Strategi klasterisasi ini, yang menyatukan BUMN-BUMN yang sebelumnya tersebar, mencerminkan tren global serupa, di mana pemerintah berupaya menciptakan entitas yang lebih besar dan efisien untuk berperan sebagai “juara nasional.” Pendekatan ini juga terlihat dalam reformasi perusahaan milik negara (SOE) di Tiongkok, di mana pemerintah secara signifikan telah mengurangi jumlah perusahaan kecil melalui privatisasi dan penjualan aset, sementara pada saat yang sama meningkatkan ukuran SOE yang dianggap strategis. Hal ini menunjukkan bahwa Indonesia secara implisit mengadopsi model hibrida, mengintegrasikan efisiensi pasar dengan pendekatan terpusat dan berorientasi pada negara.

Pengesahan UU BUMN 2025 merupakan langkah signifikan dalam memperkuat kerangka hukum dan mentransformasi tata kelola. Undang-undang ini merinci kriteria dan mekanisme privatisasi yang lebih transparan, serta memperkuat fungsi pengawasan internal, termasuk peran Satuan Pengawasan Intern dan Komite Audit yang lebih independen, guna menekan risiko korupsi dan inefisiensi.

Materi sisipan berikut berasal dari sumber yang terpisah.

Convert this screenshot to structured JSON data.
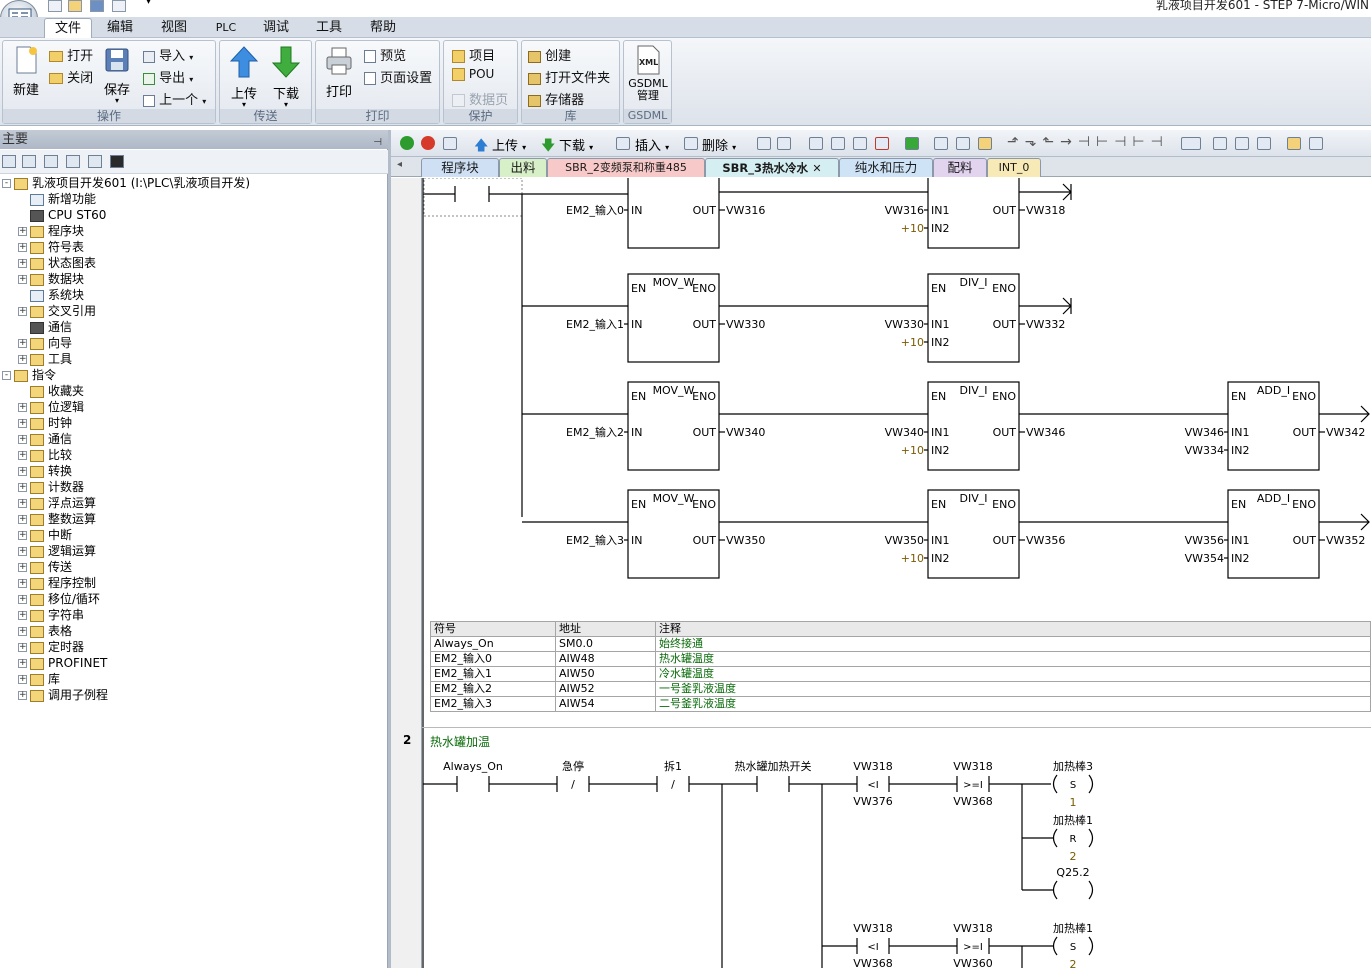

Peran dan Kontribusi terhadap Perekonomian Nasional

BUMN memainkan peran multi-dimensi dalam perekonomian Indonesia. Peran-peran ini mencakup:

  • Penggerak Ekonomi dan Pencipta Lapangan Kerja: BUMN adalah motor penggerak ekonomi yang vital. Dengan skala operasional yang masif, mereka mampu membuka dan memperluas lapangan pekerjaan bagi angkatan kerja dalam jumlah signifikan, membantu mengurangi pengangguran. Beberapa BUMN juga beroperasi di pasar internasional, menghasilkan devisa bagi negara melalui ekspor barang dan jasa.
  • Sumber Pendapatan Negara: Sebagai salah satu sumber penerimaan negara terbesar, BUMN berkontribusi melalui pajak, dividen, dan Pendapatan Negara Bukan Pajak (PNBP). Pada tahun 2019, total kontribusi BUMN mencapai Rp469 triliun, atau setara dengan 23,92% dari total penerimaan negara. Meskipun demikian, kontribusi laba bersih terhadap PDB mengalami fluktuasi, bahkan mencapai titik terendah 1,04% pada tahun 2019. Hal ini menyiratkan adanya ketidakselarasan di mana BUMN dapat menjadi sumber pendapatan fiskal yang besar bagi pemerintah, bahkan ketika efisiensi dan profitabilitas internal mereka menurun.
  • Penyedia Layanan Publik: BUMN berperan sebagai penyedia barang dan jasa dasar yang penting bagi masyarakat, seperti listrik, air, dan transportasi, mencegah monopoli swasta dan memastikan ketersediaan kebutuhan dasar dengan harga terjangkau. Contoh nyata adalah layanan transportasi yang disediakan oleh PT Kereta Api Indonesia (KAI) dan Perum Damri.
  • Dukungan Sosial dan UMKM: Melalui program tanggung jawab sosial perusahaan (CSR), BUMN wajib menyisihkan sebagian laba bersihnya untuk membina usaha kecil/koperasi serta masyarakat sekitar. Kebijakan ini bertujuan untuk mendorong ekonomi kerakyatan dan memastikan BUMN berkontribusi pada peningkatan kesejahteraan sosial.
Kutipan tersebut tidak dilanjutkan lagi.